While the problems continue to multiply in the Middle East, many Americans are just trying to figure out how they're going to pay for their daily commute to work. Gas prices are off the charts with predictions now that they could hit $6 a gallon this summer. We're already about 25 cents away from the record high reached in July of 2008. Rising oil prices and the falling value of the dollar don't offer much hope for relief anytime soon.
The president's been talking a lot about gas prices lately, working the topic into speeches in Virginia, Nevada and California last week. He also announced a task force led by Attorney General Eric Holder to seek out fraud and manipulation of gas prices. That's what the politicians do every time gas prices spike. They start looking for an imaginary boogey man.
Today the President wrote a letter to Congressional leaders urging them to repeal preferential tax laws for the oil companies. That'll happen.

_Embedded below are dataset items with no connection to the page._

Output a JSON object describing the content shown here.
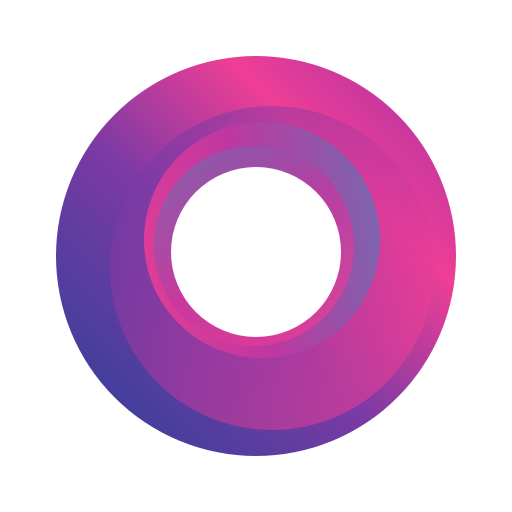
{
  "logo": {
    "icon": "gradient-ring-logo-icon",
    "colors": {
      "pink": "#ee3e95",
      "magenta": "#c2379f",
      "purple": "#7b3aa5",
      "indigo": "#3f3f9b",
      "lavender": "#6c6cb2",
      "background": "#ffffff"
    }
  }
}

House Republicans have announced they are planning to hold hearings and will introduce legislation in response to high gas prices. In an interview with ABC News yesterday, House Speaker John Boehner said high gas prices could cost President Obama re-election.
He might be right. The president's approval ratings are near an all time low.
Here’s my question to you: If the election was held today, which would be the bigger issue for you, gas prices or the Middle East?
Interested to know which ones made it on air?
Don:
The Middle East. If that area can be settled down with countries under governments that are at least tolerant of others and open to compromise, then gas prices will take care of themselves.
Vince in Dallas, Georgia:
The two go hand and hand. You can't be concerned about gas prices without being concerned with what's going on in the Middle East. Once this movement sweeping the Middle East hits Saudi Arabia, $4.00 a gallon will seem like a bargain. Let's get focused on those renewable energy sources.
David in Alexandria, Virginia:
Gas prices, by far. Not because of the financial pain, but because of the lack of presidential leadership for the past 2.5 years in coming up with a strategy which will lead to a solution. If he can't muster the leadership skills to recognize energy as a pivotal problem for us and come up with something better than the "hope and change" blather of two years ago, our President just doesn't get it. And he should not get four more years of on-the-job training to learn at our expense.
Anthony in Syracuse, New York:
For me the bigger issue would be the Middle East. Gas prices were this high a few years ago and we survived. The people of Syria, Bahrain and other Arab countries are being killed by their own governments and they have little means of defending themselves. It'll be pathetic if the United States stands by just like we did for Rwanda, and then declares "never again" after it's far too late.
W. in Pennsylvania:
Jack, we love free markets till the supply/demand ratio causes our oil addiction to cost us money. We do not yet pay what the rest of the world already pays for gasoline and diesel fuel. Why are we involved in three wars against countries that have not harmed us and have no capacity to harm us? They just have resources our corporations want.
Marlene:
Given just these two choices, I'd pick gas prices. But the real issue for the 2012 election should only be one: Jobs.